Tacizci bir adama öfke duymamız çok normal, onu cezalandırmak, eserlerinden yüz çevirip bu cezalandırma sürecinin bir parçası olmak istiyoruz, eyvallah. Ama şahsen bu bana pek gerçekçi görünmüyor. Bir eseri okumadan, izlemeden önce yazarın ahlaki durumunu tetkik edip ona göre mi devam edeceğiz? Gündeme gelen isimleri boykot ederken kimliği gizli olan bir başkasını okuyup desteklemediğimizi nereden bileceğiz?
Ayrıyeten olaya biraz da başka bir yerden bakalım. Düşünüyorum da beni en çok etkileyen kitaplar insanın en kötücül halini gösterenlerdir. Dünyanın bütün çirkinliğini görür, insanın ne kadar alçalabileceğinden dehşete düşersin. Biz bu kitapları okurken yazarın o katille, tacizciyle empati kurup onu resmettiğini ama kendisinin yarattığı karakterden farklı düşünüp farklı davrandığını varsayıyoruz. Peki ya yarattığı karakterle paralelik taşıyanlar yok mu? Ya da kendi kirli güdülerini eserlerinde gizleyip yarattığı temiz dünyalarla kendini aklayanlar yok mu? Kütüphanenize bir bakın, her birini tek tek düşünün, o kitabı yazan zihinden ne kadar emin olabilirsiniz? Evet, böyle çirkin bir davranışı ifşa olan insandan ben de soğurum. Ona para kazandıracağım düşüncesi rahatsız eder. Ama gidip ikinci elini okumaktan da kendimi men etmem. Hatta özellikle meraktan bile okuyabilirim çünkü o alçak davranışın sahibinin kendini gizleyip gizlemediğini, kafasının içinde neler döndüğünü bilmek isterim. İnsanı bu davranışa iten yolu görmeye çalışırım. Çünkü ahlaksızlığı tanımadan ahlaklı olunamayacağını düşünenlerdenim.

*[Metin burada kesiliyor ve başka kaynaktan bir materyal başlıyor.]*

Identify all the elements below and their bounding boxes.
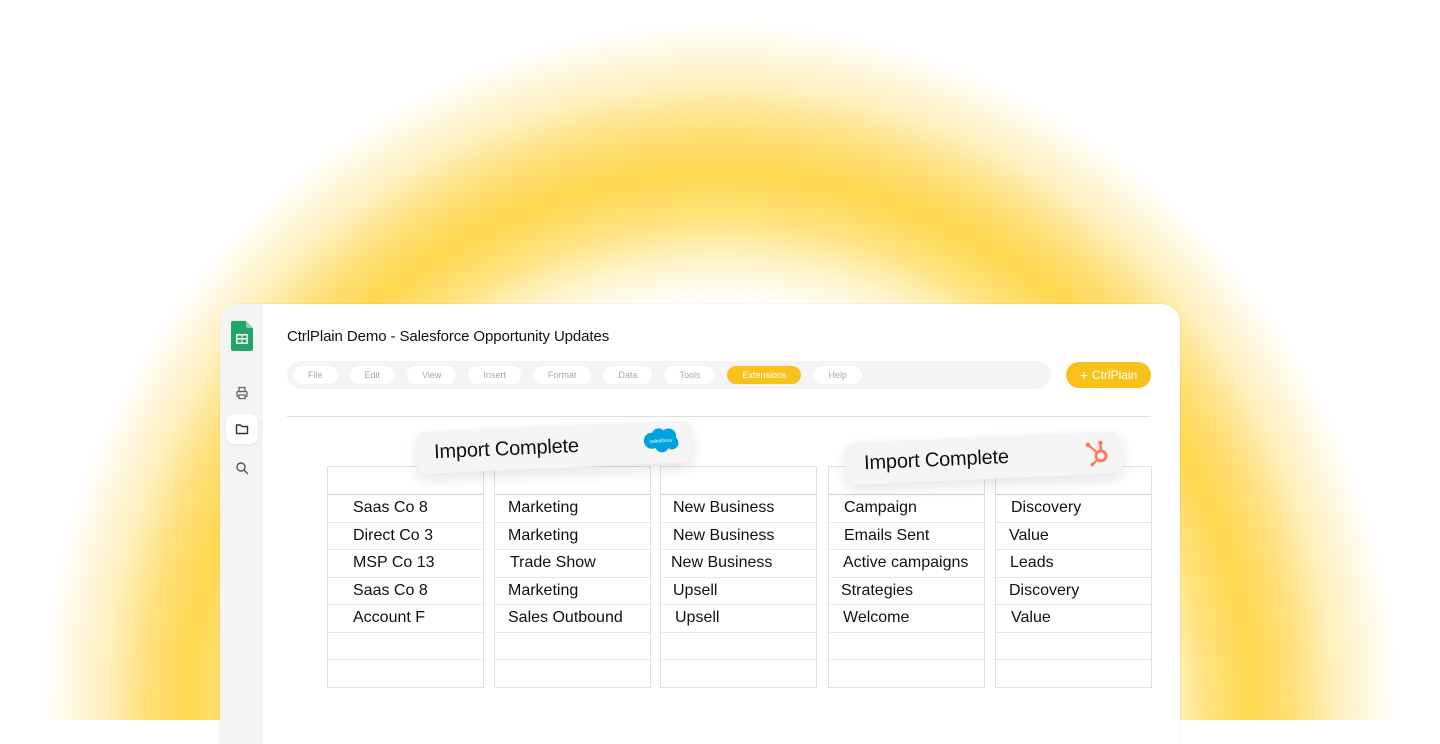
table-cell[interactable]: [495, 660, 650, 688]
table-cell[interactable]: Marketing: [495, 495, 650, 523]
menu-item-help[interactable]: Help: [813, 366, 862, 384]
ctrlplain-button[interactable]: + CtrlPlain: [1066, 362, 1151, 388]
table-cell[interactable]: Account F: [328, 605, 483, 633]
table-cell[interactable]: Strategies: [829, 578, 984, 606]
menu-item-file[interactable]: File: [293, 366, 338, 384]
table-cell[interactable]: Active campaigns: [829, 550, 984, 578]
document-title: CtrlPlain Demo - Salesforce Opportunity …: [287, 328, 609, 345]
sheet-column-3: New BusinessNew BusinessNew BusinessUpse…: [660, 466, 817, 688]
google-sheets-logo-icon: [231, 321, 253, 351]
search-icon: [235, 461, 249, 475]
menu-item-tools[interactable]: Tools: [664, 366, 715, 384]
menu-item-extensions[interactable]: Extensions: [727, 366, 801, 384]
salesforce-logo-icon: salesforce: [641, 427, 680, 455]
menu-bar: File Edit View Insert Format Data Tools Extensi…: [287, 361, 1051, 389]
ctrlplain-button-label: CtrlPlain: [1092, 368, 1137, 382]
folder-icon: [235, 422, 249, 436]
table-cell[interactable]: [829, 660, 984, 688]
table-cell[interactable]: Welcome: [829, 605, 984, 633]
table-cell[interactable]: Leads: [996, 550, 1151, 578]
plus-icon: +: [1080, 367, 1088, 383]
column-header-cell[interactable]: [495, 467, 650, 495]
table-cell[interactable]: Saas Co 8: [328, 495, 483, 523]
salesforce-import-toast: Import Complete salesforce: [415, 420, 693, 474]
table-cell[interactable]: [661, 660, 816, 688]
table-cell[interactable]: [996, 633, 1151, 661]
menu-item-data[interactable]: Data: [603, 366, 652, 384]
table-cell[interactable]: Trade Show: [495, 550, 650, 578]
sheet-column-5: DiscoveryValueLeadsDiscoveryValue: [995, 466, 1152, 688]
menu-item-edit[interactable]: Edit: [350, 366, 396, 384]
files-button[interactable]: [226, 414, 258, 444]
table-cell[interactable]: Direct Co 3: [328, 523, 483, 551]
sheet-column-1: Saas Co 8Direct Co 3MSP Co 13Saas Co 8Ac…: [327, 466, 484, 688]
table-cell[interactable]: Saas Co 8: [328, 578, 483, 606]
table-cell[interactable]: Discovery: [996, 578, 1151, 606]
table-cell[interactable]: Discovery: [996, 495, 1151, 523]
table-cell[interactable]: Upsell: [661, 605, 816, 633]
table-cell[interactable]: Upsell: [661, 578, 816, 606]
table-cell[interactable]: New Business: [661, 495, 816, 523]
table-cell[interactable]: [328, 660, 483, 688]
table-cell[interactable]: [829, 633, 984, 661]
table-cell[interactable]: Value: [996, 523, 1151, 551]
search-button[interactable]: [226, 453, 258, 483]
table-cell[interactable]: [495, 633, 650, 661]
salesforce-logo-text: salesforce: [649, 438, 672, 445]
toolbar-divider: [287, 416, 1151, 417]
column-header-cell[interactable]: [661, 467, 816, 495]
table-cell[interactable]: MSP Co 13: [328, 550, 483, 578]
table-cell[interactable]: New Business: [661, 523, 816, 551]
table-cell[interactable]: Value: [996, 605, 1151, 633]
table-cell[interactable]: [661, 633, 816, 661]
sidebar: [220, 304, 263, 744]
table-cell[interactable]: Sales Outbound: [495, 605, 650, 633]
menu-item-view[interactable]: View: [407, 366, 456, 384]
app-window: CtrlPlain Demo - Salesforce Opportunity …: [220, 304, 1180, 744]
hubspot-import-message: Import Complete: [864, 445, 1010, 474]
table-cell[interactable]: Marketing: [495, 523, 650, 551]
menu-item-format[interactable]: Format: [533, 366, 592, 384]
table-cell[interactable]: [328, 633, 483, 661]
sheet-column-2: MarketingMarketingTrade ShowMarketingSal…: [494, 466, 651, 688]
sheet-column-4: CampaignEmails SentActive campaignsStrat…: [828, 466, 985, 688]
table-cell[interactable]: Marketing: [495, 578, 650, 606]
menu-item-insert[interactable]: Insert: [468, 366, 521, 384]
table-cell[interactable]: Campaign: [829, 495, 984, 523]
printer-icon: [235, 386, 249, 400]
table-cell[interactable]: Emails Sent: [829, 523, 984, 551]
hubspot-logo-icon: [1083, 438, 1112, 467]
print-button[interactable]: [226, 378, 258, 408]
table-cell[interactable]: [996, 660, 1151, 688]
salesforce-import-message: Import Complete: [434, 434, 580, 463]
table-cell[interactable]: New Business: [661, 550, 816, 578]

Estağfurullah, bu nereden çıktı? Ben tacizciye ticari olarak kazandırmak istemediğimi söyledim, bunun buna yol açtığını söyledim. Yoksa onun düşüncelerini benimsediğinizi ya da destek verdiğiniz ne ima ederim ne de böyle bir suçlama da bulunurum. Yanlış anlaşılmak istemem. Aslında gördüğüm kadarıyla konu yanlış yerlere gidiyor ve yanlış anlaşılıyorum. Bu yüzden çekilsem daha iyi olacak gibi. :slight_smile:

1 Beğeni

O kısım, işaretleyip, alıntıladığın sana değil. Böyle hissetmedimde. Sana veya Mevlevi Sultan boyle dedi diye yazmadim konu başlığı dışında buna gidiyor gibiydi. Ayri olarak son kısma bu şekilde yazdım. Sakın ikinizden öyle algıladım düşünmeyin.